Of course, as analysts have pointed out, export growth had remained subdued even before the pandemic — outbound shipments rose about 9% in 2018-19 but again shrank by 5% in 2019-20. So, only a sustained uptick over the next few years would help India recapture the lost heights. Importantly, core exports (excluding petroleum and gems and jewellery) shot up by 32% in August from a year before, lower than the 45% growth in overall merchandise exports, mainly due to a rise in global crude oil prices and resurgence in gems and jewellery exports after last year’s setback.
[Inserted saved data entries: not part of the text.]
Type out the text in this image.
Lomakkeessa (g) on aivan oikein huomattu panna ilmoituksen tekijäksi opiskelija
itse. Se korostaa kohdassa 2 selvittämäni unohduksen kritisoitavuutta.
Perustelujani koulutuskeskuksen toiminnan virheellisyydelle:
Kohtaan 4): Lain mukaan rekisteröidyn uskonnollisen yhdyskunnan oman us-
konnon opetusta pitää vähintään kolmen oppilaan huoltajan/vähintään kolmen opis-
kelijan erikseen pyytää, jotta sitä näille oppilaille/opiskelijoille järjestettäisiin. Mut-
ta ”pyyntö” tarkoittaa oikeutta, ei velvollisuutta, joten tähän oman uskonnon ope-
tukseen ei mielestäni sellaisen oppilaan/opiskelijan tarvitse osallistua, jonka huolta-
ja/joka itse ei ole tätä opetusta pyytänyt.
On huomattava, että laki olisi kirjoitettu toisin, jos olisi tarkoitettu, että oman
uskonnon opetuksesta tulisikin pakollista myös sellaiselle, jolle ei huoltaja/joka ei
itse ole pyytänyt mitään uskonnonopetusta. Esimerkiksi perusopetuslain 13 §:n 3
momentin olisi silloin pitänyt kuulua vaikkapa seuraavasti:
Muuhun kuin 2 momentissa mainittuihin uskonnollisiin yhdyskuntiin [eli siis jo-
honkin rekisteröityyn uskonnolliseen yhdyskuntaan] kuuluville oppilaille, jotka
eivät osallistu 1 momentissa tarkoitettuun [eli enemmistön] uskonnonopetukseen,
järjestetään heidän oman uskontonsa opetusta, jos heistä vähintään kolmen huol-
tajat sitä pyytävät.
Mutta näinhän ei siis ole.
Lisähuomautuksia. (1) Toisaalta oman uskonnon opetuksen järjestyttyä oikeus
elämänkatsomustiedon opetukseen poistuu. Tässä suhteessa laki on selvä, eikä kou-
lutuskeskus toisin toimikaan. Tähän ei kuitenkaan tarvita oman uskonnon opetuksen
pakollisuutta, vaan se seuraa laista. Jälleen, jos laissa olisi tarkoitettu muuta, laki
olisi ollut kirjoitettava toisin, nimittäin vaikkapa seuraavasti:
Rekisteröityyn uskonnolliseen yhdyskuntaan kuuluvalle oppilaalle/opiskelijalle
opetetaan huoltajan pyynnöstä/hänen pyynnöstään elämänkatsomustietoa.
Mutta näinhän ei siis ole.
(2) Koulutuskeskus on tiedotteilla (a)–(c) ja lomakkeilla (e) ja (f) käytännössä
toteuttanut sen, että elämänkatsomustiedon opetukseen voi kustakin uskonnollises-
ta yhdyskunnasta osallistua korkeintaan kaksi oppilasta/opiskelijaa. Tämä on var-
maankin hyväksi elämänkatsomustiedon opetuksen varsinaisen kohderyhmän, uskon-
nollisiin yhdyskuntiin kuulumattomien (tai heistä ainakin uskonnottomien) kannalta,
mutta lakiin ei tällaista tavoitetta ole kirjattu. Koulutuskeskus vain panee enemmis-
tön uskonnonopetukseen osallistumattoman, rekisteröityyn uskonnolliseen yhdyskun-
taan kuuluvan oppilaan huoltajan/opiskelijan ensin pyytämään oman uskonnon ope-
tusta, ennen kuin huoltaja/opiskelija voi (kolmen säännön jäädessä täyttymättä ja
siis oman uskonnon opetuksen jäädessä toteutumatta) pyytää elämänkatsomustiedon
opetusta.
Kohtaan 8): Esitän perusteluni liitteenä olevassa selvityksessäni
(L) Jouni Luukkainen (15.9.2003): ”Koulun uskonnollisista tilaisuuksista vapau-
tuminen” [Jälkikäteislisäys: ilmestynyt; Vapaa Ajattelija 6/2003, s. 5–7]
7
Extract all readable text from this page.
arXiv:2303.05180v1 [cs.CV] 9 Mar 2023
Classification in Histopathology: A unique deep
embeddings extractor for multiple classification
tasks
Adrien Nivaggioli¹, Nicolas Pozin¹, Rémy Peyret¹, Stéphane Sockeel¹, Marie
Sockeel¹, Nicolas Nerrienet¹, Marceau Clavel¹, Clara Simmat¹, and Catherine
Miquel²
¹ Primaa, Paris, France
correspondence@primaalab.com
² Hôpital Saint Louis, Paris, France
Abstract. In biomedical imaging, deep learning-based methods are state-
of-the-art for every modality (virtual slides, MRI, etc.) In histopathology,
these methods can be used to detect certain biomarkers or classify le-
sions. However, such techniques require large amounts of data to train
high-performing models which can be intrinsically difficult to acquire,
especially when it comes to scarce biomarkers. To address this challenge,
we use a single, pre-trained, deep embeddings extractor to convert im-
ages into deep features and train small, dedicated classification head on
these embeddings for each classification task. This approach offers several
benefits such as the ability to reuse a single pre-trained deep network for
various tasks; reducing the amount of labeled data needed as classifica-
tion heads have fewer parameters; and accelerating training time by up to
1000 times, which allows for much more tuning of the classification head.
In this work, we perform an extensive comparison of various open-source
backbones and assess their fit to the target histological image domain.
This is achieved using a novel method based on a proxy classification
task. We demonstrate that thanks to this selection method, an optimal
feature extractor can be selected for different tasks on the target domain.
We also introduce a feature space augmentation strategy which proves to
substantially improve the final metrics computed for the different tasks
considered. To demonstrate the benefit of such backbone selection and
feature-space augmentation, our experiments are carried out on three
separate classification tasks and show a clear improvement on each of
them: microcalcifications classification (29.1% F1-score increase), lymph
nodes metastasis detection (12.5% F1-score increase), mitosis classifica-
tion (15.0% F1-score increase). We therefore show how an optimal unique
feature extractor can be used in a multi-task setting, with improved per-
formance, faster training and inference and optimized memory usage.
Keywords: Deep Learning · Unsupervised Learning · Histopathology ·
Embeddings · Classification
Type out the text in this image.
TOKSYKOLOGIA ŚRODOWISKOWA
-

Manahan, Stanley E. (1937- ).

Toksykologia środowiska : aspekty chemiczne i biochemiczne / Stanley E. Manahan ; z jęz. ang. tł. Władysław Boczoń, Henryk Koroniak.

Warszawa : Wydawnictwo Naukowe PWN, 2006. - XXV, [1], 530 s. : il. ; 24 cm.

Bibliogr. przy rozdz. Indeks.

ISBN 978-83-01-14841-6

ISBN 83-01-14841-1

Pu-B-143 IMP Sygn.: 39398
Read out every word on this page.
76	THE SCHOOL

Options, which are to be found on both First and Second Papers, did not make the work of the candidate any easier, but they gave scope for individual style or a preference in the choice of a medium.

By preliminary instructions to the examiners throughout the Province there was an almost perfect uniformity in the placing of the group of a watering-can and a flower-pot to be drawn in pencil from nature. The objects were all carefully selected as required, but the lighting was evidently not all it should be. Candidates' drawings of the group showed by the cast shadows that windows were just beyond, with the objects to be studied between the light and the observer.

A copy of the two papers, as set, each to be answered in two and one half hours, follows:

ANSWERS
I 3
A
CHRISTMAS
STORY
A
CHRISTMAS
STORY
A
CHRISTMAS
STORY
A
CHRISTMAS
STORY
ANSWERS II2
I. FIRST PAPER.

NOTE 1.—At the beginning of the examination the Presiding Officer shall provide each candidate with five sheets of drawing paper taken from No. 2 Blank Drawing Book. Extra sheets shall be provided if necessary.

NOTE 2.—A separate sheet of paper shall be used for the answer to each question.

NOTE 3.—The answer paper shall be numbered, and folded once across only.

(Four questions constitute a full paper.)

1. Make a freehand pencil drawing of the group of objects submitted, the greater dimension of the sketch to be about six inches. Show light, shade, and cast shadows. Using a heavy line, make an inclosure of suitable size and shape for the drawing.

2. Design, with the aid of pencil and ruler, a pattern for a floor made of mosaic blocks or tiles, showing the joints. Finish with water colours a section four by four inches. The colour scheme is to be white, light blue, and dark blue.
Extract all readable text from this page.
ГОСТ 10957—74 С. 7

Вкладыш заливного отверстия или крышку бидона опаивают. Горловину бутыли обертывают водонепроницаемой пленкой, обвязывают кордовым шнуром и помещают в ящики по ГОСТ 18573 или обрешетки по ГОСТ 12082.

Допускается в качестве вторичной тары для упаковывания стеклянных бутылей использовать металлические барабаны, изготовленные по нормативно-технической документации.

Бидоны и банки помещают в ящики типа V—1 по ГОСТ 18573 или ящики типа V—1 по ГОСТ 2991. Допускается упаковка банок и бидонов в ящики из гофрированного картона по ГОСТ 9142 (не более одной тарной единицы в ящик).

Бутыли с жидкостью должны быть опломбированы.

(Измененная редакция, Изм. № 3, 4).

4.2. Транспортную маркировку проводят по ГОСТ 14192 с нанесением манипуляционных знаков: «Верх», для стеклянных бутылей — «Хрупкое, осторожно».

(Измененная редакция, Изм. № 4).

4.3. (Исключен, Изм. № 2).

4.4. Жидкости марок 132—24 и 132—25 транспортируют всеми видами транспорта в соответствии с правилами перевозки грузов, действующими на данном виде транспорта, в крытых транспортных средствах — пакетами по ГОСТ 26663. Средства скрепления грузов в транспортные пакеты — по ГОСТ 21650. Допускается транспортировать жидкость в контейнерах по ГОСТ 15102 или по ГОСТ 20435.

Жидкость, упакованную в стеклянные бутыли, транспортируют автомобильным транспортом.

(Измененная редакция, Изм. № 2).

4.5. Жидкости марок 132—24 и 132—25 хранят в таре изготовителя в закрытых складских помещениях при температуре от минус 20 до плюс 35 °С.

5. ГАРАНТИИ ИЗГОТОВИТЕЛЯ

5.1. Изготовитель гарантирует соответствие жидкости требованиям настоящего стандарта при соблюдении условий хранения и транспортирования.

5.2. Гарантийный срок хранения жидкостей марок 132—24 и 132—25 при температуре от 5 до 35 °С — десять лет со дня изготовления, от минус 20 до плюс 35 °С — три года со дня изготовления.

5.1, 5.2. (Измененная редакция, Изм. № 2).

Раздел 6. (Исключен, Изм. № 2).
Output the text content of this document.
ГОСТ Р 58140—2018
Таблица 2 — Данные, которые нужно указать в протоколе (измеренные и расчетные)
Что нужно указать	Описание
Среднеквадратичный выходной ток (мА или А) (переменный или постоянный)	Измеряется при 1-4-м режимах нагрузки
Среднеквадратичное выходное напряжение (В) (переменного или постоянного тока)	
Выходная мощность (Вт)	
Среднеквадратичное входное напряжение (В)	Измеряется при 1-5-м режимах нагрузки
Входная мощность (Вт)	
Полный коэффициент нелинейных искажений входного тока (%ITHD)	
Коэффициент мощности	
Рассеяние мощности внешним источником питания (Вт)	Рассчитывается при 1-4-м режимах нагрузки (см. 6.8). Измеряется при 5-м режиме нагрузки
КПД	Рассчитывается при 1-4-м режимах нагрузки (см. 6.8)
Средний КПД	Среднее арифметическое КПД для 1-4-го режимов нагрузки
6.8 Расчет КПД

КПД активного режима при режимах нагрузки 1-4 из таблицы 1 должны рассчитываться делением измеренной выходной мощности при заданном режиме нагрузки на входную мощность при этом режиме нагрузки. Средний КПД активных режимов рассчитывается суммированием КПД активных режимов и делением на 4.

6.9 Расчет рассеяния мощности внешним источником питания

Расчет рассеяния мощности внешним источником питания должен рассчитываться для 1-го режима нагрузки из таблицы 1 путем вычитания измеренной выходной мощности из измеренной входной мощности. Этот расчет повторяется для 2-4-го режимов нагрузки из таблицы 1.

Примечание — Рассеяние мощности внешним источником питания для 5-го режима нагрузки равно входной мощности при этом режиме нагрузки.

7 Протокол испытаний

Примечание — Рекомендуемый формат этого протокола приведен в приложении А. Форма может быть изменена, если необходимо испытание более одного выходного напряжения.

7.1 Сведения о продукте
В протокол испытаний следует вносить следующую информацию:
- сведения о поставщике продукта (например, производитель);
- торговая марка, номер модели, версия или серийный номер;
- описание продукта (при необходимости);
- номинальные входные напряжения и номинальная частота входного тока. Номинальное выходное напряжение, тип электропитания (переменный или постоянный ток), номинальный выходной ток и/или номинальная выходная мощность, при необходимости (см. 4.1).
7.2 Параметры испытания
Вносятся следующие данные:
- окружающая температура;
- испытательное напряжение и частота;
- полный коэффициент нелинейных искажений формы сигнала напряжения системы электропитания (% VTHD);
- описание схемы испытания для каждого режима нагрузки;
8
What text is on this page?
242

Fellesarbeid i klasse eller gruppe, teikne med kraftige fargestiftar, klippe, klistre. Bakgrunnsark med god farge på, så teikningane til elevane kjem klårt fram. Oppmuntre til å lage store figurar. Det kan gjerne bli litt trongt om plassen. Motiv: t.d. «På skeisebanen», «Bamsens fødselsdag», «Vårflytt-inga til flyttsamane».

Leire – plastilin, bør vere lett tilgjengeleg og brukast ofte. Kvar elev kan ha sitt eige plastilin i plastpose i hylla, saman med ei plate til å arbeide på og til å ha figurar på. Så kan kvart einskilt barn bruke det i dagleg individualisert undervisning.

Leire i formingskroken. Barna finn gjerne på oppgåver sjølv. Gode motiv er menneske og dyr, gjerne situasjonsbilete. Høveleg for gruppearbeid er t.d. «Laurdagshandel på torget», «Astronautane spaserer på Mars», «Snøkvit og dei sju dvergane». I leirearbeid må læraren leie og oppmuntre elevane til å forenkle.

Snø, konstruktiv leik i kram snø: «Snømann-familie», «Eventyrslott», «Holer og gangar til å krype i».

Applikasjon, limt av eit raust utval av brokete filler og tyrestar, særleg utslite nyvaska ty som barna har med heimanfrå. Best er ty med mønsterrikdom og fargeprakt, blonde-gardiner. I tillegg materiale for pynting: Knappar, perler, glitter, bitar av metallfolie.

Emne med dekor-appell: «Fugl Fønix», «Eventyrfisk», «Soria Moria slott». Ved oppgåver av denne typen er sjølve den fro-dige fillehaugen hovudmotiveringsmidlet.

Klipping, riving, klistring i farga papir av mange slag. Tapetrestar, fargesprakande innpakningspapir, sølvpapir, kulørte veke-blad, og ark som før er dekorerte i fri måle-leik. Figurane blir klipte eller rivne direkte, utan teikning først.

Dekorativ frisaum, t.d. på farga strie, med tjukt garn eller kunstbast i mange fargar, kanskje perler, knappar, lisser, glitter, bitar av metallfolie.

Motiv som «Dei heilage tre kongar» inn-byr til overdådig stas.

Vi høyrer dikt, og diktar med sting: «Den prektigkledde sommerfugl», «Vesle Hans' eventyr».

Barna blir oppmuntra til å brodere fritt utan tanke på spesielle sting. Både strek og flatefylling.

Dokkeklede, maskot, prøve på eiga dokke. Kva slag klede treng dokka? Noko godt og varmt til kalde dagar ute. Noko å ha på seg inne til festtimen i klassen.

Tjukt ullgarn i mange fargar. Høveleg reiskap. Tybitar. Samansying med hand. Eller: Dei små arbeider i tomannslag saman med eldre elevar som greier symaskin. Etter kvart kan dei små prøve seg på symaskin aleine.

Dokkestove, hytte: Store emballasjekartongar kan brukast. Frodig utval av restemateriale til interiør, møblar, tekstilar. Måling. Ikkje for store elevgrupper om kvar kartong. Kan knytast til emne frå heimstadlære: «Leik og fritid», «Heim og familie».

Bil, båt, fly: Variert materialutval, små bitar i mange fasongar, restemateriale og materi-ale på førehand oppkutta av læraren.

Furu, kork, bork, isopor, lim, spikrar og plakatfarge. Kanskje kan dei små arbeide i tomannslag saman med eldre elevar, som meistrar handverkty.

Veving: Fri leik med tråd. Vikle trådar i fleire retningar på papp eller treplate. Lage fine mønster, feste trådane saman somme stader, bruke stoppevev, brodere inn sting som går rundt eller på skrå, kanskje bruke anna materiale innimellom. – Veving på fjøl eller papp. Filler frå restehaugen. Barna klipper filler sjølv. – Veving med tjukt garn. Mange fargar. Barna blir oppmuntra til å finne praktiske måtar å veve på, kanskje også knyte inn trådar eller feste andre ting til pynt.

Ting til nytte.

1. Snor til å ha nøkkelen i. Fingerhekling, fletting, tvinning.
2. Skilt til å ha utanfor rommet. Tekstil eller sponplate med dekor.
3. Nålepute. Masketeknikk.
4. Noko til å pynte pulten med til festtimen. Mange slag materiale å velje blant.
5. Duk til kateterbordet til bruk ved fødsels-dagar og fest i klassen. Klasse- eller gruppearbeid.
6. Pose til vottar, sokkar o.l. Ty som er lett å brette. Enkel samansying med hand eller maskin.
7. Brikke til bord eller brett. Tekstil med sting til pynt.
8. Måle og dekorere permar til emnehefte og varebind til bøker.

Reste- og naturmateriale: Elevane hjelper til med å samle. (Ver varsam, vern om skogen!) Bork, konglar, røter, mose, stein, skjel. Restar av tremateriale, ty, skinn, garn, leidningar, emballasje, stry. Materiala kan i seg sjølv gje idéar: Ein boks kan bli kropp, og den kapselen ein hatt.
Still, the growth remains encouraging, given the supply challenges posed by Covid.
Similarly, core imports rose 34% y-o-y and 3% from the level witnessed in August 2019. Overall, goods imports in April-August stood at $220 billion, up 82% from a year ago but only over 4% from 2019.
Among the key performers on the export front, outbound shipment of petroleum products surged by 140% in August, gems & jewellery 88%, engineering goods 59%, cotton yarn, fabrics, made-ups and handloom products 56% and electronics 31%. Similarly, imports of iron and steel jumped by 108% in August, followed by pearls, precious and semi-precious stones (93%), gold (82%) and petroleum (80%).
A Sakthivel, president, FIEO, stressed that many labour-intensive sectors were major contributors to the robust performance, which itself is a good sign as it will further help job creation. However, imports clocking $47 billion, with a year-on-year surge of 51% in August should be analysed, he added.